My issue with Rancho RS 9000xl shocks on the rear of my rig was, they faded too quickly. I.E. They over heated and became soft during bumpy road travel. They do have a bigger oil volume than OEM shocks but it wasn’t enough. Some think, OK dial up to a higher setting of 1 thru 9. Doesn’t work that way, a higher setting # will not help a cooling issue. That’s why I installed a set front and rear with an even larger oil volume with a remote reservoir. King 2.5 but there are others.

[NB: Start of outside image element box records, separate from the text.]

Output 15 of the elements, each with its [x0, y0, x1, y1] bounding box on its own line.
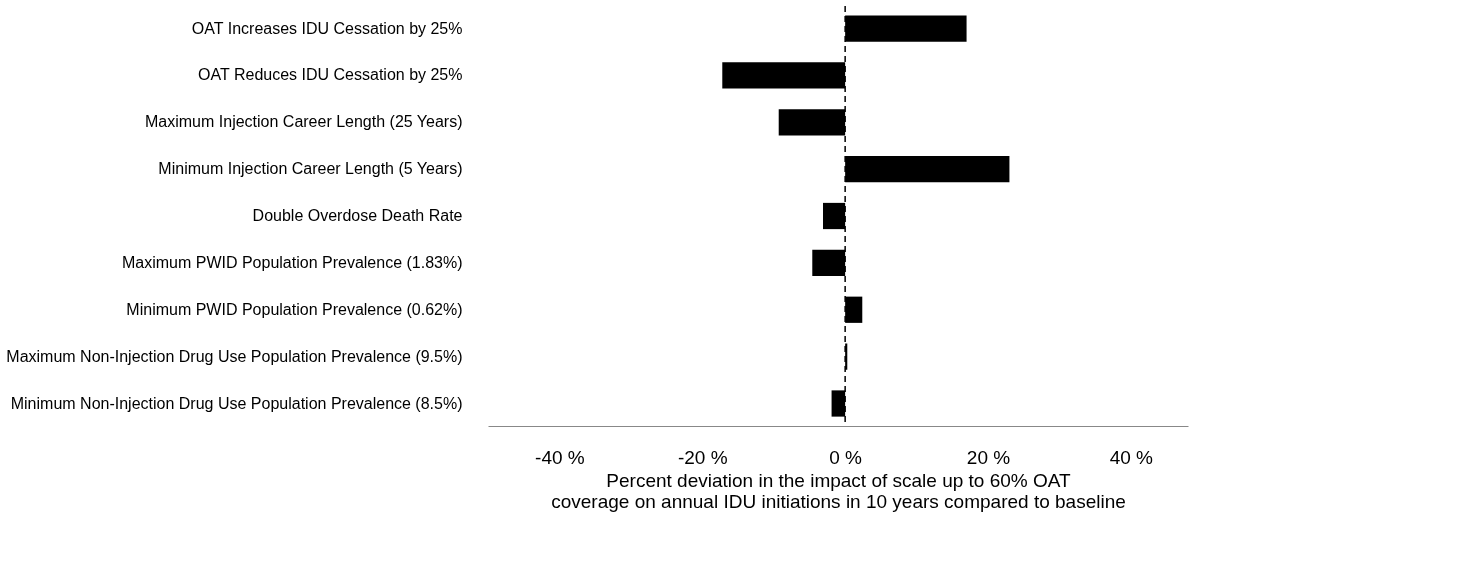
x-tick-label: 0 % — [829, 446, 863, 468]
x-tick-label: -40 % — [535, 446, 585, 468]
x-axis-title: Percent deviation in the impact of scale up to 60% OAT coverage on annual IDU initiations in 10 years compared to baseline — [551, 469, 1126, 512]
y-tick-label: Double Overdose Death Rate — [252, 207, 463, 224]
x-tick-label: 20 % — [966, 446, 1011, 468]
y-tick-label: Maximum PWID Population Prevalence (1.83%) — [121, 253, 463, 271]
y-tick-label: Minimum Non-Injection Drug Use Population Prevalence (8.5%) — [10, 394, 463, 412]
y-tick-label: Maximum Injection Career Length (25 Years) — [145, 113, 463, 131]
y-tick-label: Minimum PWID Population Prevalence (0.62%) — [126, 300, 463, 318]
y-tick-label: OAT Reduces IDU Cessation by 25% — [198, 66, 463, 84]
y-tick-label: Maximum Non-Injection Drug Use Population Prevalence (9.5%) — [6, 347, 463, 365]
y-tick-label: Minimum Injection Career Length (5 Years) — [158, 160, 463, 178]
x-tick-label: -20 % — [677, 446, 728, 468]
y-tick-label: OAT Increases IDU Cessation by 25% — [191, 19, 463, 37]
x-tick-label: 40 % — [1109, 446, 1154, 468]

Going into the replacement shocks on my Ram 3500 I already discovered how OEM style shocks can over heat on bumpy back roads. My Ram has coil springs on front and they really give a shock a work out. Coils have no friction during cycling and all the movement has to be controled by the shock. That’s why on the front I tried Bilstein 5160 remote reservoir shocks. Idea was right but the shock volume was still too small for my Ram and it’s load.

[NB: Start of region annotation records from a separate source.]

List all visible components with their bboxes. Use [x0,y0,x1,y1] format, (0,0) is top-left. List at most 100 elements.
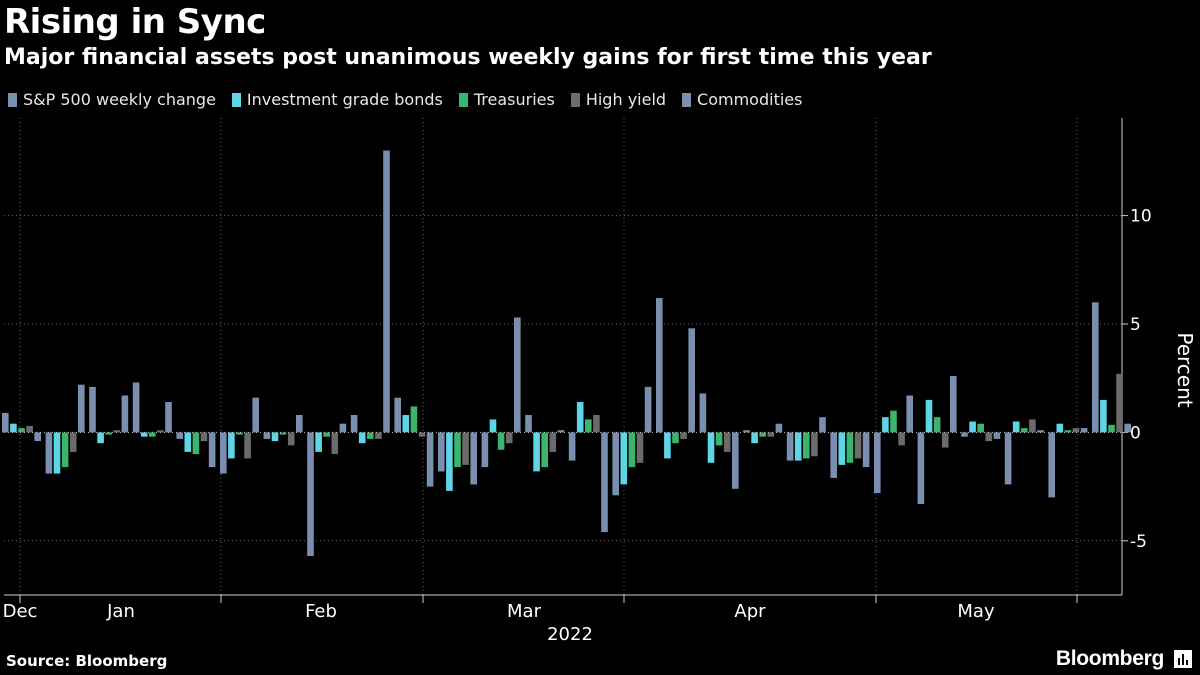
bar-high-yield [69,432,77,452]
bar-sp500 [786,432,794,461]
bar-sp500 [525,415,532,433]
bar-sp500 [612,432,619,496]
legend-label-high-yield: High yield [585,90,667,109]
bar-commodities [644,386,652,433]
bar-high-yield [375,432,382,439]
bar-treasuries [1021,428,1028,433]
bar-treasuries [715,432,723,446]
x-tick-label: Apr [734,601,766,622]
bar-commodities [862,432,870,468]
y-tick-label: -5 [1130,532,1147,552]
bar-treasuries [803,432,810,459]
bar-commodities [732,432,739,489]
bar-sp500 [89,386,96,433]
y-tick-label: 5 [1130,315,1141,335]
bar-ig-bonds [10,423,17,433]
bar-sp500 [699,393,707,433]
bar-commodities [208,432,216,468]
bar-sp500 [743,430,750,433]
bar-treasuries [1108,424,1115,433]
bar-commodities [470,432,477,485]
bar-ig-bonds [533,432,540,472]
bar-sp500 [1092,302,1099,433]
bar-high-yield [549,432,557,452]
legend-item-sp500: S&P 500 weekly change [8,90,216,109]
bar-commodities [775,423,783,433]
bar-high-yield [767,432,775,437]
legend-item-commodities: Commodities [682,90,802,109]
bar-commodities [78,384,85,433]
bar-ig-bonds [925,399,933,433]
bar-sp500 [45,432,53,474]
bar-high-yield [1072,428,1080,433]
bar-ig-bonds [707,432,715,463]
bloomberg-chart-icon [1174,650,1192,668]
bar-commodities [601,432,608,533]
bar-commodities [252,397,259,433]
bar-ig-bonds [1100,399,1107,433]
bar-sp500 [2,412,9,433]
bar-treasuries [18,428,25,433]
bar-commodities [34,432,41,442]
bar-high-yield [811,432,818,457]
bar-treasuries [846,432,854,463]
bar-sp500 [132,382,140,433]
legend-label-ig-bonds: Investment grade bonds [246,90,443,109]
x-axis-year-label: 2022 [547,624,593,645]
y-tick-label: 0 [1130,423,1141,443]
bar-high-yield [854,432,862,459]
bar-ig-bonds [228,432,235,459]
bar-ig-bonds [882,417,889,433]
bar-commodities [296,415,303,433]
bar-commodities [121,395,129,433]
bar-high-yield [462,432,469,465]
x-tick-label: Mar [507,601,542,622]
bar-high-yield [1029,419,1036,433]
bar-commodities [1037,430,1044,433]
bar-high-yield [1116,373,1123,433]
bar-ig-bonds [315,432,322,452]
bar-sp500 [961,432,968,437]
bar-high-yield [287,432,295,446]
bar-commodities [1080,428,1088,433]
bar-treasuries [367,432,374,439]
bar-ig-bonds [794,432,802,461]
bar-commodities [165,402,172,433]
bar-commodities [426,432,434,487]
bar-ig-bonds [664,432,671,459]
chart-subtitle: Major financial assets post unanimous we… [4,45,932,70]
bar-treasuries [454,432,461,468]
bar-treasuries [628,432,636,468]
bar-commodities [383,150,390,433]
bar-ig-bonds [1012,421,1020,433]
bar-sp500 [350,415,358,433]
bar-treasuries [323,432,330,437]
bar-commodities [339,423,347,433]
brand-logo: Bloomberg [1055,647,1164,670]
legend-label-sp500: S&P 500 weekly change [23,90,216,109]
bar-high-yield [680,432,687,439]
y-tick-label: 10 [1130,207,1152,227]
legend-item-ig-bonds: Investment grade bonds [231,90,443,109]
bar-sp500 [1048,432,1055,498]
bar-high-yield [985,432,993,442]
bar-treasuries [236,432,243,435]
legend-swatch-commodities [682,92,692,107]
legend-item-high-yield: High yield [570,90,667,109]
bar-ig-bonds [97,432,104,444]
bar-ig-bonds [140,432,148,437]
bar-sp500 [307,432,314,556]
bar-ig-bonds [576,402,584,433]
bar-treasuries [759,432,766,437]
bar-high-yield [593,415,600,433]
bar-treasuries [933,417,941,433]
bar-treasuries [585,419,592,433]
legend-swatch-ig-bonds [231,92,241,107]
bar-commodities [1124,423,1131,433]
bar-ig-bonds [489,419,497,433]
bar-high-yield [331,432,339,455]
legend-item-treasuries: Treasuries [458,90,555,109]
x-tick-label: May [957,601,995,622]
bar-high-yield [113,430,121,433]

With shocks size matters as to volume. OEM trucks and there OEM sized shocks might work for a while but will never last on a Truck/camper. Some have experienced OEM sized shocks might not work at all.
BTW, the 9000xl I took off my Ram3500 are the same size has my ’19 Wrangler Rubicon rear shocks. Wrangler has lite coil springs and heavy shocks, great for a light off road vehicle. One rear OEM shock was leaking (only 3,000 miles but mostly offroad) so I intalled the Ram 9000 xl’s and on #1 setting. They ride so nice on the Wrangler I leaving them on. Not going to bother with a warranty replacement. I’m thinking the front OEM shocks are going bye-bye and Rancho 9000 xls will be on the front soon. There bigger volume seems just right for my Wrangler Rubicon and heavy off roading. FYI, Wrangler Rubicon weighs 4500 lbs. and Ram/Tiger RV weighs 11,200 lbs.